The Memorial is a small, wonderful museum, definitely worth a visit longer than the little time I had available -- I am certainly planning on stopping there again at the first opportunity, and spend at least a couple of hours walking through the exhibition, the Church that was transplanted from London to the middle of Missouri in the 1960s, and the surrounding grounds. It is a little gem, and I am glad I had this random opportunity to visit the Memorial to one of my favorite historical characters.

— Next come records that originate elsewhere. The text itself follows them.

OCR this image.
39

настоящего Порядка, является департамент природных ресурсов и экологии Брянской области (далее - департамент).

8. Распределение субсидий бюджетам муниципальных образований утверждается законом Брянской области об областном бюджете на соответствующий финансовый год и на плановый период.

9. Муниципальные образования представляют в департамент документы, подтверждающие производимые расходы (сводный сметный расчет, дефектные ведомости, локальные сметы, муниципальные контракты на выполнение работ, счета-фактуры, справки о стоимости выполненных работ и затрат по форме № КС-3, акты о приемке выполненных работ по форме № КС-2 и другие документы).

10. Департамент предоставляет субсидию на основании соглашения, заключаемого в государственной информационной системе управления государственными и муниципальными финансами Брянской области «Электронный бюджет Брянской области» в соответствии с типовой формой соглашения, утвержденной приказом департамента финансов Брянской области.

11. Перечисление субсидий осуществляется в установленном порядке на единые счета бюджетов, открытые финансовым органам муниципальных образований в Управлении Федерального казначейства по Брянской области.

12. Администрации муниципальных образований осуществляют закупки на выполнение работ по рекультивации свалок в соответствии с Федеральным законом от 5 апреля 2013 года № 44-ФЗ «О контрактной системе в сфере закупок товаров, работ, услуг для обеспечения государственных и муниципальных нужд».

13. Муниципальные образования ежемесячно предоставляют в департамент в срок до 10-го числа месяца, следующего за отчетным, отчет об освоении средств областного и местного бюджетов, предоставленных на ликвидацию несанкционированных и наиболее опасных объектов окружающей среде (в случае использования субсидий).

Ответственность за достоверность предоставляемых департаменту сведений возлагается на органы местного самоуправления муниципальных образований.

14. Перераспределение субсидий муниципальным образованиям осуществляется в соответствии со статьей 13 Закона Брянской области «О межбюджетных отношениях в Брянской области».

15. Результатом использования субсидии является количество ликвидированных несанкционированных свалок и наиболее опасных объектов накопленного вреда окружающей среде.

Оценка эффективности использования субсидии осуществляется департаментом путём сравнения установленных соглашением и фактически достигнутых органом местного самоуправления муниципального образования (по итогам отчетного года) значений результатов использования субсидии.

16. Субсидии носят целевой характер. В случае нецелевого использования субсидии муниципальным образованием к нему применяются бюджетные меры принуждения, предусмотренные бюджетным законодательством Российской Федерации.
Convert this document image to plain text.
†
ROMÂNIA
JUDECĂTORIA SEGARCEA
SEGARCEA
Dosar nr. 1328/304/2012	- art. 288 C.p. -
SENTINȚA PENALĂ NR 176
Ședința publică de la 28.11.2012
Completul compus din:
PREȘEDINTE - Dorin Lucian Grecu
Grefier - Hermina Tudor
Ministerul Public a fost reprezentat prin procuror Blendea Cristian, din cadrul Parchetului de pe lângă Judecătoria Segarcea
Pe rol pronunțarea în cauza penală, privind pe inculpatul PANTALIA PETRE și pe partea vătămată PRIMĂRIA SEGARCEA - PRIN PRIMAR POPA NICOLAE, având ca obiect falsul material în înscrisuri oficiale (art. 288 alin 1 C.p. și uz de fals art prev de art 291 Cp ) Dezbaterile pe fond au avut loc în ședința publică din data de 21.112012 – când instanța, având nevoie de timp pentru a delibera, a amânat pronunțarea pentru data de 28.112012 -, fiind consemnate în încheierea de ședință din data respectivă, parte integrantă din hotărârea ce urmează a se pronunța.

As an additional treat to myself, on my way out, I stopped to the small store inside the museum and bought a copy of "River War" (which I own in Italian, but not in the original English language.) I am sure I will soon succumb to the desire to engage in some Sudan scenario...


Bluebear Jeff said...

I don't recall what course they were for, but when I was in College one of my professors assigned both "The River War" and "Washing of the Spears" as required reading.

Wasn't that nice?

-- Jeff

CWT said...

Hi! I'm just back from a holiday where I visited Berlin for a short time, and got to stand by a section of the actual Berlin Wall, and Checkpoint Charlie. Curious to see it all for real! Also, the famous 'Iron Curtain' in the city is now mostly marked only by a line of cobbles in the roads, tracing out the old course of the wall.

Stokes Schwartz said...

What a fascinating find! It sounds terribly interesting. Glad you enjoyed it.